Definition 2: there exists $x\in X$ such that, for every $\epsilon>0$, there is a $\delta>0$ such that for any partition $P$ with $\|P\|<\delta$ and for any choice of interior points, the corresponding Riemann sum $S(P,f)$ satisfies $\| S(P,f)-x\|_X<\epsilon$.
I have read these two definitions in several notes, but I have never seen a formal proof.
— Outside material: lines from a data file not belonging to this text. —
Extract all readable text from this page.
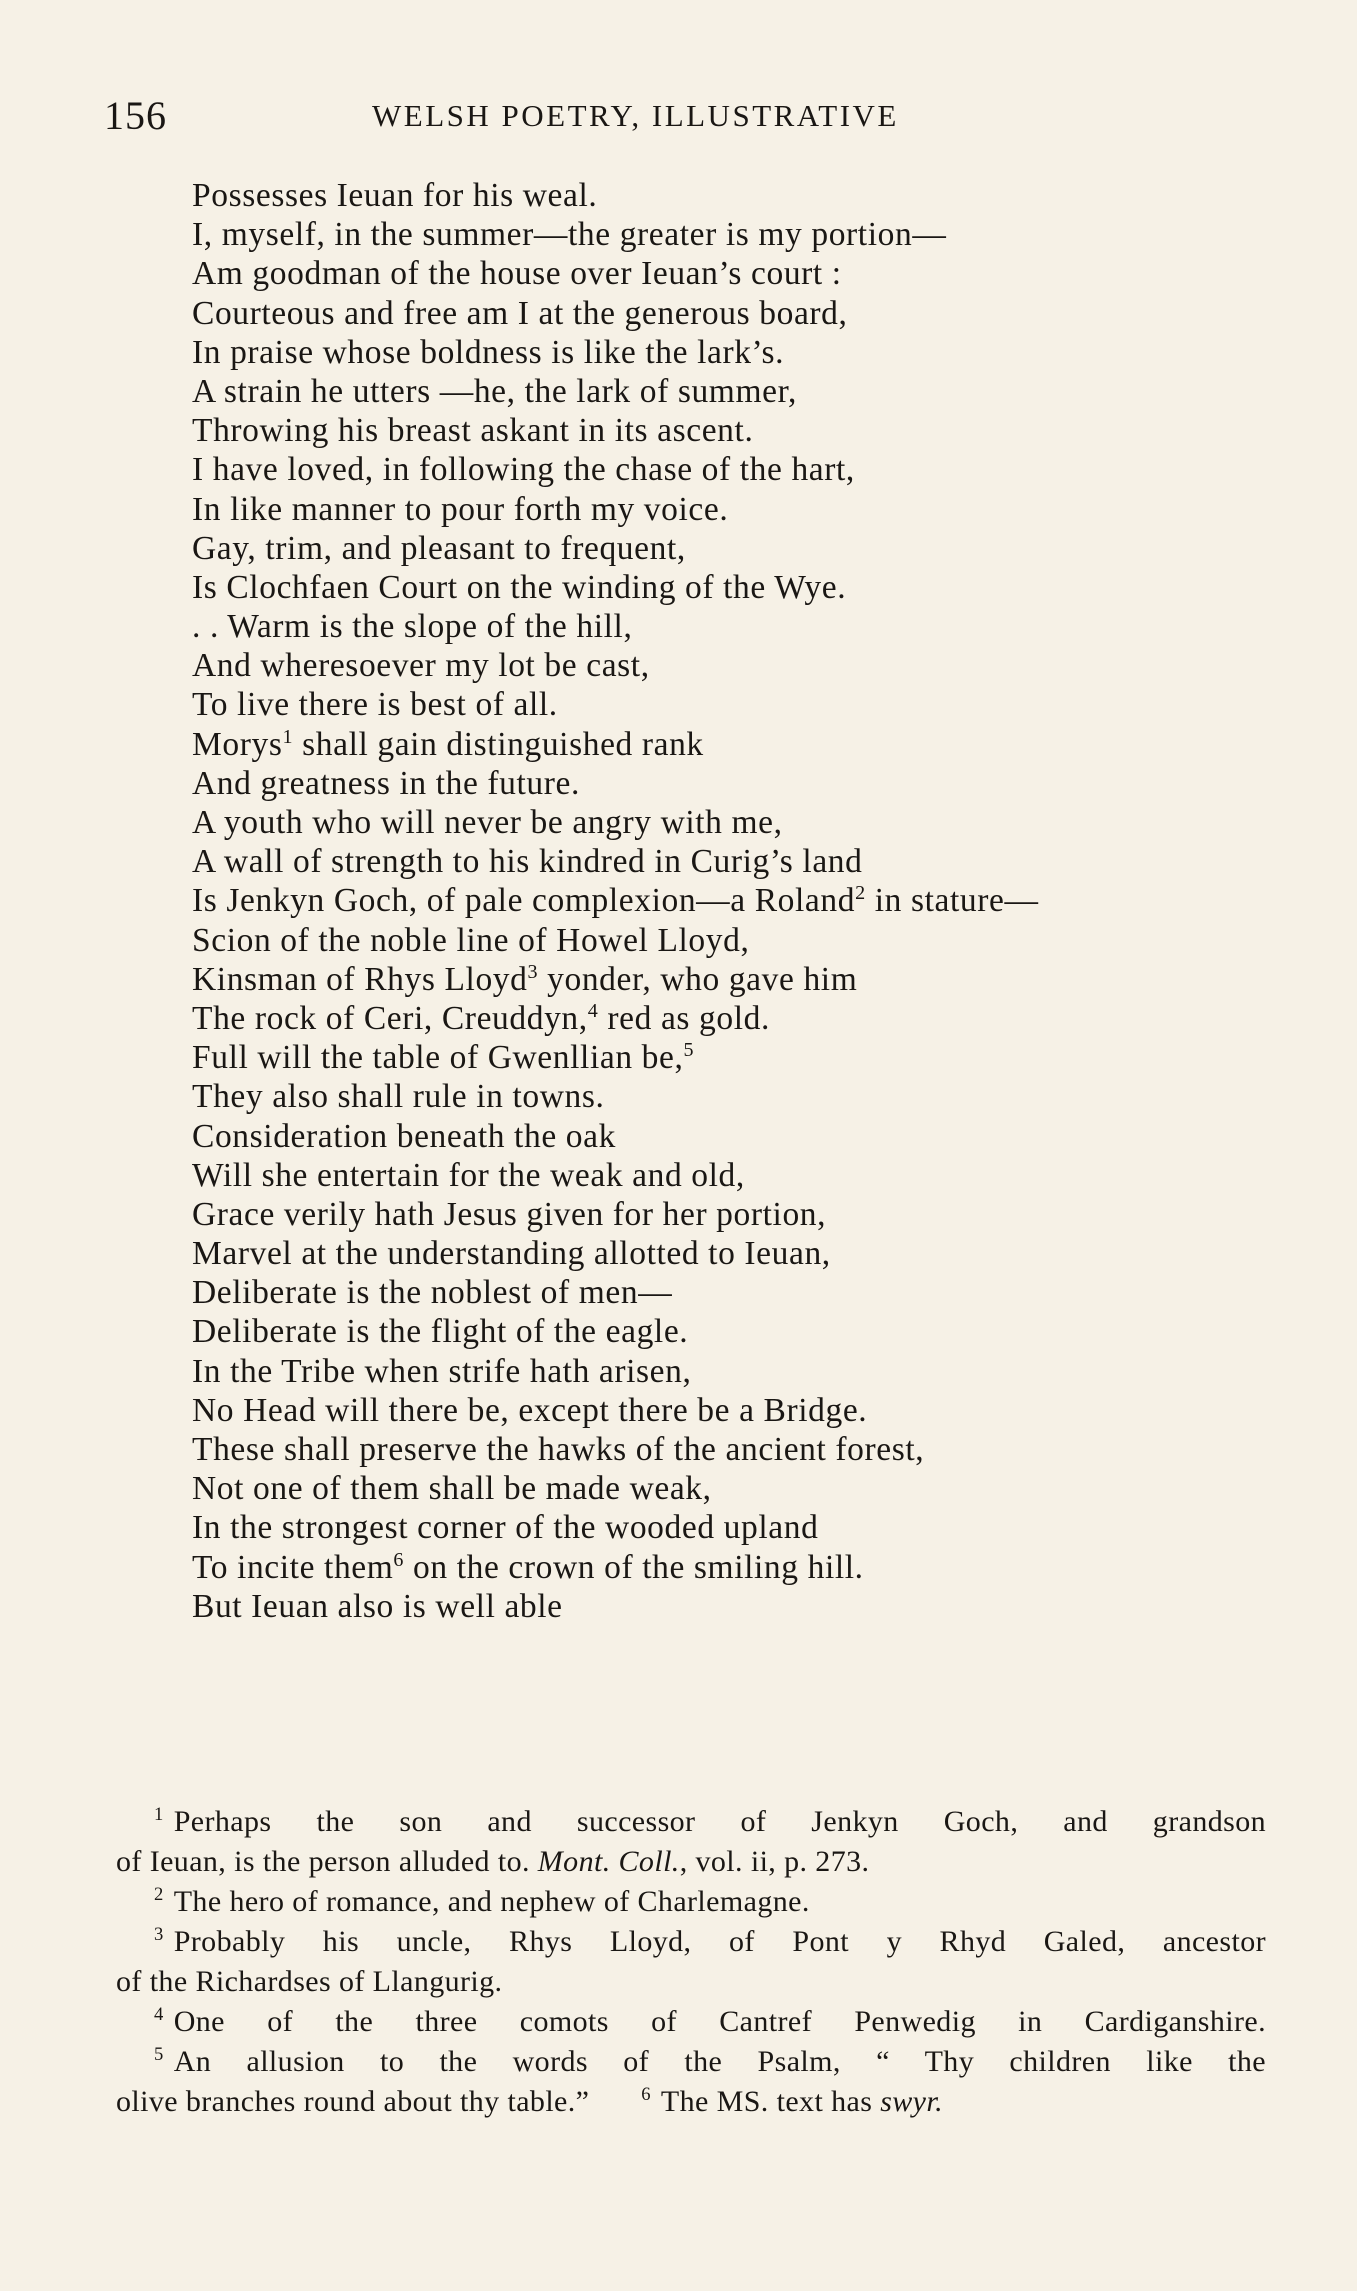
156	WELSH POETRY, ILLUSTRATIVE
Possesses Ieuan for his weal.
I, myself, in the summer—the greater is my portion—
Am goodman of the house over Ieuan’s court :
Courteous and free am I at the generous board,
In praise whose boldness is like the lark’s.
A strain he utters —he, the lark of summer,
Throwing his breast askant in its ascent.
I have loved, in following the chase of the hart,
In like manner to pour forth my voice.
Gay, trim, and pleasant to frequent,
Is Clochfaen Court on the winding of the Wye.
. . Warm is the slope of the hill,
And wheresoever my lot be cast,
To live there is best of all.
Morys$^1$ shall gain distinguished rank
And greatness in the future.
A youth who will never be angry with me,
A wall of strength to his kindred in Curig’s land
Is Jenkyn Goch, of pale complexion—a Roland$^2$ in stature—
Scion of the noble line of Howel Lloyd,
Kinsman of Rhys Lloyd$^3$ yonder, who gave him
The rock of Ceri, Creuddyn,$^4$ red as gold.
Full will the table of Gwenllian be,$^5$
They also shall rule in towns.
Consideration beneath the oak
Will she entertain for the weak and old,
Grace verily hath Jesus given for her portion,
Marvel at the understanding allotted to Ieuan,
Deliberate is the noblest of men—
Deliberate is the flight of the eagle.
In the Tribe when strife hath arisen,
No Head will there be, except there be a Bridge.
These shall preserve the hawks of the ancient forest,
Not one of them shall be made weak,
In the strongest corner of the wooded upland
To incite them$^6$ on the crown of the smiling hill.
But Ieuan also is well able
$^1$ Perhaps the son and successor of Jenkyn Goch, and grandson
of Ieuan, is the person alluded to. Mont. Coll., vol. ii, p. 273.
$^2$ The hero of romance, and nephew of Charlemagne.
$^3$ Probably his uncle, Rhys Lloyd, of Pont y Rhyd Galed, ancestor
of the Richardses of Llangurig.
$^4$ One of the three comots of Cantref Penwedig in Cardiganshire.
$^5$ An allusion to the words of the Psalm, “ Thy children like the
olive branches round about thy table.”	$^6$ The MS. text has swyr.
Do you know how to prove that Definition 1 implies Definition 2? Obviously, the converse is true.
Best Answer
In the article here (this was linked as a comment at some point, but it seems to have been deleted) it is shown that definition $2$ is equivalent to the following condition (see theorem $5$, condition $4$):
Definition $3$: $\forall \epsilon > 0$ $\exists$ a partition $P_\epsilon$ such that for any two choices of tags on $P_\epsilon$, say giving tagged partitions $P_1$, $P_2$, we have $\|S(P_1,f)-S(P_2,f)\|_X < \epsilon$.
I will show that Definition $1$ $\implies$ Definition $3$.
Let $f$ satisfy definition $1$, and let $x \in X, \{P_n\}_{n=1}^\infty$ be the point and sequence of partitions given by definition $1$. Suppose $f$ does not satisfy definition $3$, so $\exists \epsilon >0$ such that for every partition $Q$ we can find choices of tags on $Q$ giving tagged partitions $Q_1,Q_2$ such that $\|S(Q_1,f)-S(Q_2,f)\|_X > \epsilon$. In particular, for each $n \in \mathbb{N}$ we may find choices of tags on $P_n$ giving tagged partitions $P_n^1, P_n^2$ such that $\| S(P_n^1,f)-S(P_n^2,f)\|_X > \epsilon$. But by definition $1$, $$\lim_{n \to \infty} S(P_n^1,f) = x = \lim_{n \to \infty} S(P_n^2,f)$$ So we must have $$\lim_{n \to \infty} \|S(P_n^1,f)-S(P_n^2,f)\|_X =0 $$ Clearly contradicting the construction of $P_n^1,P_n^2$.